At the close of the month-long trial, the prosecution presented its most dramatic witness, Peter Savino, in an obvious attempt to provide a compelling finale for the jury shortly before deliberations began. Robust and indefatigable when he went undercover for the government a decade earlier, Savino now looked weary and withered beyond his fifty-odd years. Propped up in a wheelchair, gravely ill from cancer and too weak to travel, he testified by closed-circuit television from an undisclosed location. Constantly wiping perspiration from his skeletal face, he was the only former collaborator who provided firsthand information about direct criminal deals with Chin. His recollections of Gigante discussing murders and racketeering schemes with him riveted the jurors and spectators as he appeared on seven television screens in the hushed courtroom. Wincing in pain, his head sometimes sagging to his chest, and shifting uncomfortably in his seat, Savino needed several recesses to compose himself. In a halting voice, he implored, “I got to take a break, please,” and, “I need to stop a minute now, guys.”

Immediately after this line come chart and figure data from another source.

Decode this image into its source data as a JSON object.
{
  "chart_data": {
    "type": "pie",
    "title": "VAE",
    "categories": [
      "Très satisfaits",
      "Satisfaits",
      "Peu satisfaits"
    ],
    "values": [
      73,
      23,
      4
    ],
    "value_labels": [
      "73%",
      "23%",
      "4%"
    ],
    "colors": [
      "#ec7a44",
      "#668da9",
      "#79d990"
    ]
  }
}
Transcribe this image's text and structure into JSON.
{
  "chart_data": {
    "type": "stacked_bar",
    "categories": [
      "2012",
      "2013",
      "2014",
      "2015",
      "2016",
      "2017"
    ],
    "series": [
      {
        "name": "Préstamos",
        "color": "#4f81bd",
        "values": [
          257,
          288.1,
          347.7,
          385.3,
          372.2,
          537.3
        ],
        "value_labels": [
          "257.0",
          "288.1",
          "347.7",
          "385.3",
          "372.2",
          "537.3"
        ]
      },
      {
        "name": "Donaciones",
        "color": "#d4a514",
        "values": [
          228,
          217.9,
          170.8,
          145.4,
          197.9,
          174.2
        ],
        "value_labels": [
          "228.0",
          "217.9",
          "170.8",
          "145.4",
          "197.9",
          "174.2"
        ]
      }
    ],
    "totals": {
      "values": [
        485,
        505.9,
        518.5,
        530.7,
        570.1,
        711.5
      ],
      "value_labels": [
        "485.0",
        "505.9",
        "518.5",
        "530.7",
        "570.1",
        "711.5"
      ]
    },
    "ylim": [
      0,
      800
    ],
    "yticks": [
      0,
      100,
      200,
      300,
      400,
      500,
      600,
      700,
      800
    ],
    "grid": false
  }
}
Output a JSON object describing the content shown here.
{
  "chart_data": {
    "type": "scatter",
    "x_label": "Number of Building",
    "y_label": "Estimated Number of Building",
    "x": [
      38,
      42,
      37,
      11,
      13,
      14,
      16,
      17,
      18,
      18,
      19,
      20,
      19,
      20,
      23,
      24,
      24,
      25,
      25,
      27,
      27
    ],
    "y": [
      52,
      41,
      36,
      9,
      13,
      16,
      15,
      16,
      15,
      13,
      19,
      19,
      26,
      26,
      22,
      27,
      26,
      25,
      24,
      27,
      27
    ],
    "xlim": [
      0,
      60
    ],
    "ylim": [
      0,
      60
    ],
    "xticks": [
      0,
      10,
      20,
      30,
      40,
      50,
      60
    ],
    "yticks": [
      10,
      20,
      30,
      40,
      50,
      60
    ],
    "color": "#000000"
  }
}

Without calling a single witness, defense lawyers counted on cross-examinations and summations to discredit the six defectors who sought leniency and a parade of FBI agents who swore that Gigante was a highly respected Mafia overlord. The defense hammered at the fact that the government had earlier convicted Fat Tony Salerno of being the Genovese boss at a time the prosecution now said Gigante had run the family. If the FBI had been wrong about Salerno, the lawyers argued, it was logical that the bureau could be equally mistaken about the mentally and physically frail defendant Gigante.

An anonymous jury (a practice which had become de rigueur for Mafia trials in New York) deliberated for three days. Perking up when the jurors returned, and looking more alert than he had at any time during the trial, Gigante rolled his eyes in apparent disbelief when the forewoman announced the verdicts. He was convicted on the most serious counts: serving as the
Genovese godfather, participating in the Windows plundering, and conspiring to kill John Gotti, his brother Gene, and Pete Savino. As a poor consolation for him, the jury acquitted or deadlocked on charges that he had ordered four gangland murders in Philadelphia.

Imposing a sentence of twelve years instead of a possible maximum of twenty-seven, and a $1.25 million fine, Judge Jack B. Weinstein, reflected on Chin’s career. “He is a shadow of his former self—an old man finally brought to bay in his declining years after decades of vicious criminal tyranny.”

The judge was mistaken. Prison walls could not contain the old man’s cunning or “vicious criminal tyranny.”